You wouldn’t know this from the record’s lead singles. “Coolverine” and the rare vocal track “Party in the Dark” reprise many of the same themes from Mogwai’s recent records: chilly, midtempo electronics and New Order art-rock, respectively. “Party in the Dark,” however, is a raging success—an indie pop gem that fulfills the promise of the similarly shoegazey “Teenage Exorcists,” from the 2014 EP Music Industry 3. Fitness Industry 1. Guitarist Stuart Braithwaite’s vocals have never sounded more nakedly melodic.

But ultimately these tracks are textbook late-period Mogwai: distant, pensive, electro-curious but noncommittal. And this is true of much of the album’s first third. “Brain Sweeties” plods ambivalently through waves of scorched-earth synths and pounding drums, while “aka 47” bleeps and bloops its way into dystopian oblivion. Elsewhere, however, Mogwai sound like a new band, and in a sense they are: Now a quartet after the 2015 departure of longtime guitarist John Cummings, the band is leaner and meaner. “Battered at a Scramble” devolves into a pitched dogfight between a screeching organ, a fuzzed-out bass, and a rambling guitar solo, everything shoved far into the red—Mogwai’s version of the Velvet’s “Sister Ray.” “Old Poisons,” meanwhile, is a white-hot slab of pummeling noise-rock that recalls Mogwai at their most youthful and insouciant.

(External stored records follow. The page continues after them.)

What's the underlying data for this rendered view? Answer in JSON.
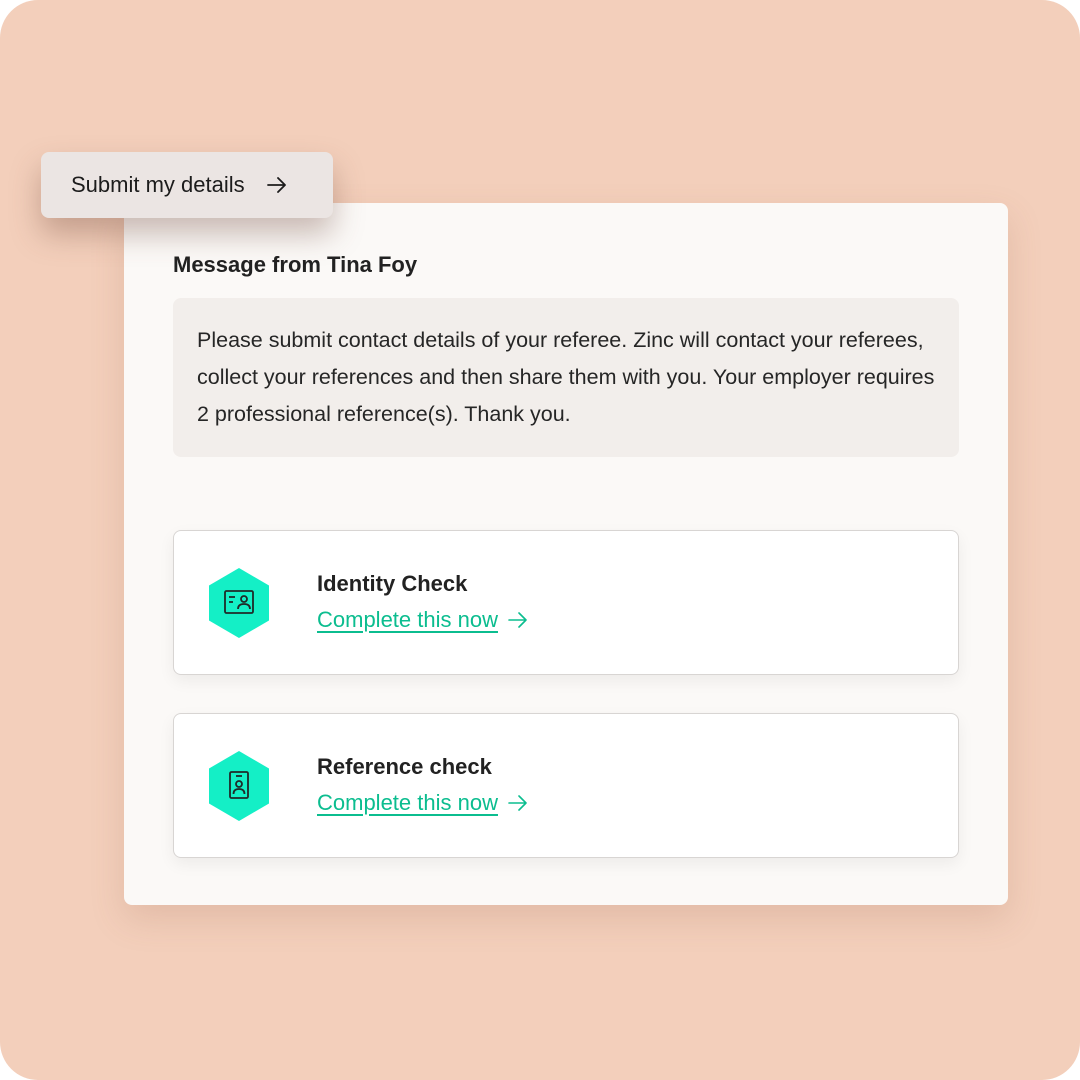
{
  "submit_button": {
    "label": "Submit my details",
    "icon": "arrow-right-icon"
  },
  "message": {
    "heading": "Message from Tina Foy",
    "body": "Please submit contact details of your referee. Zinc will contact your referees, collect your references and then share them with you. Your employer requires 2 professional reference(s). Thank you."
  },
  "checks": [
    {
      "title": "Identity Check",
      "link_label": "Complete this now",
      "icon": "id-card-icon"
    },
    {
      "title": "Reference check",
      "link_label": "Complete this now",
      "icon": "badge-icon"
    }
  ],
  "colors": {
    "background": "#f3cfbb",
    "panel": "#fbf9f7",
    "accent": "#0bbd8f",
    "hex_icon": "#14efc6"
  }
}
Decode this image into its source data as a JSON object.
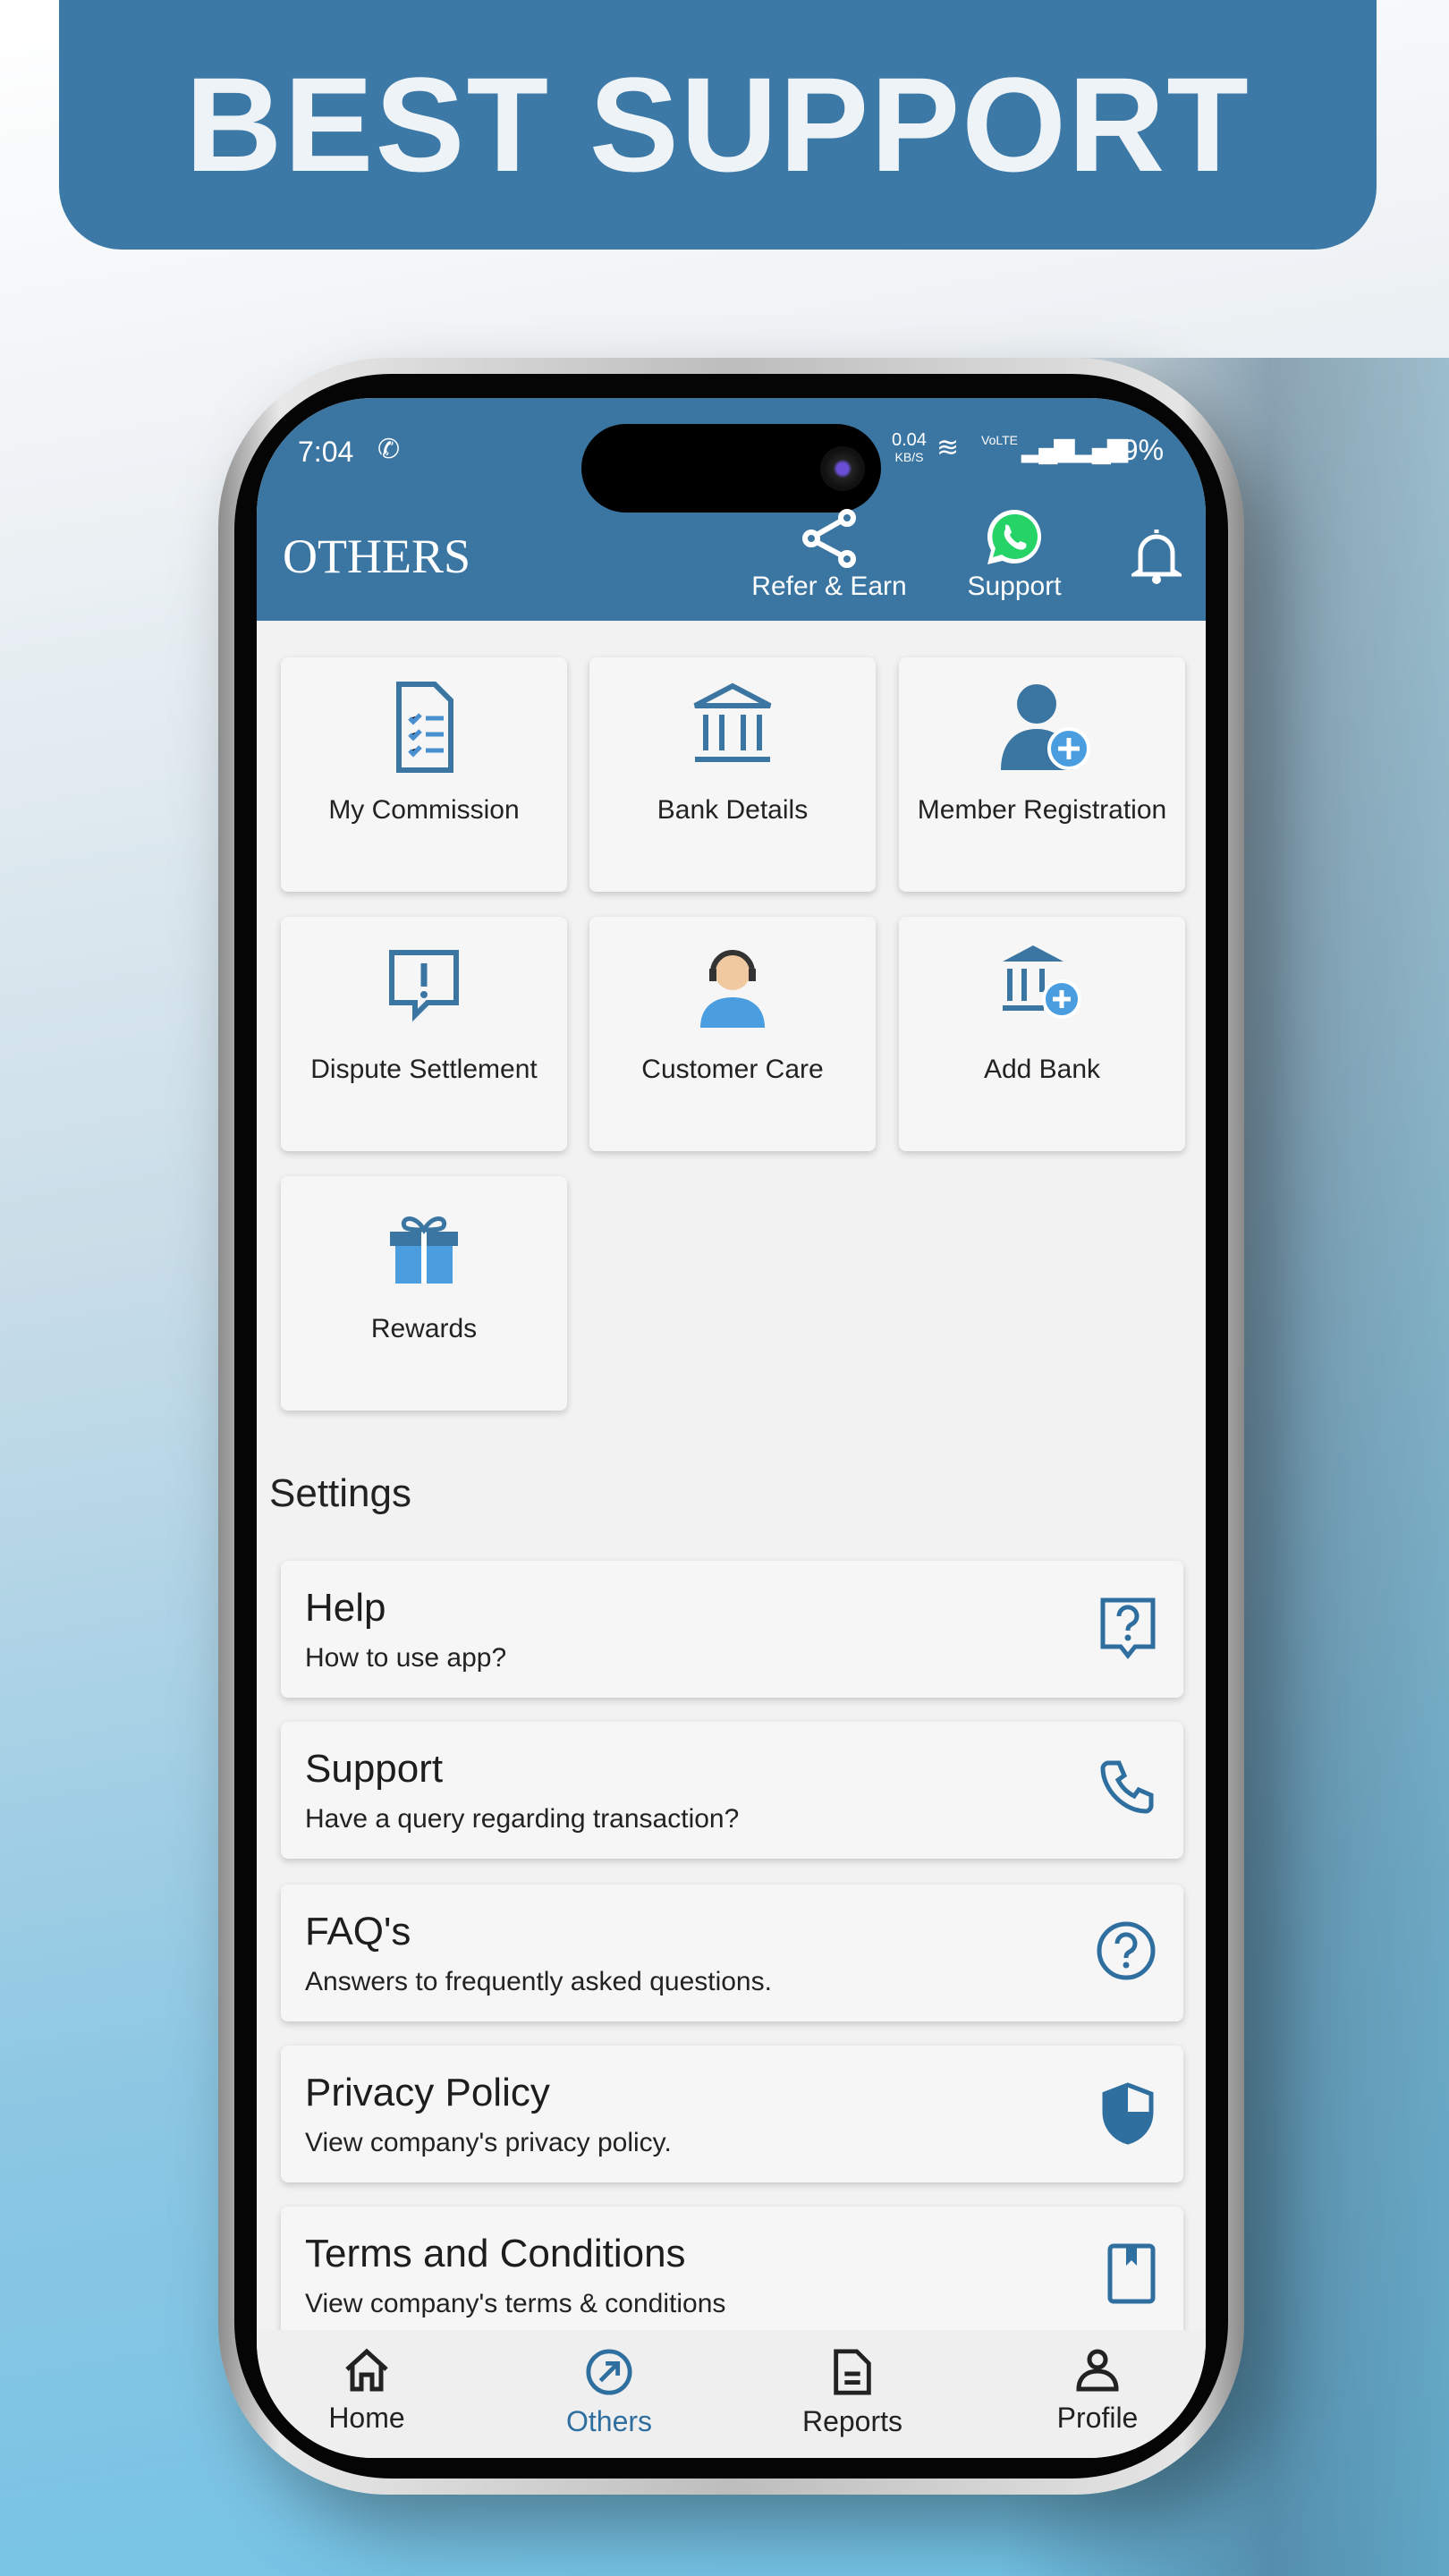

It’s tempting to chalk up this newfound band-in-the-room energy to the return of an old friend behind the boards. Dave Fridmannproduced and mixed Every Country’s Sun, the first time he’s worked with Mogwai since 2001’s Rock Action. And like that record, Sun is rich and warm and huge. “20 Size” is a single, shimmering hunk of resonant sound: Its electric guitars are close and real enough to touch, and the drums, too, are massive (this is a Fridmann record after all). Drummer Martin Bulloch is a guiding force throughout, pushing the pulsing title track to one of the most toweringly mournful conclusions in Mogwai’s recorded career.

Over the last decade, Mogwai have been dogged by the same essential questions: Have they managed, in any meaningful way, to move beyond the genre-defining guitarmageddons that defined their first records? And if so, have they said anything genuinely interesting? The answers are yes and yes, generally speaking. But the real question for any band two decades into their career—certainly one so closely associated with a singular sound—isn’t what they play but how they play it. And for at least half of their new record, Mogwai play—for the first time in years—with the same bratty conviction that defined their greatest records, like there’s something truly at stake. At its best, Every Country’s Sun is brash, gritty, unpretentious, and thrillingly claustrophobic—a work of volume and violence in tight spaces.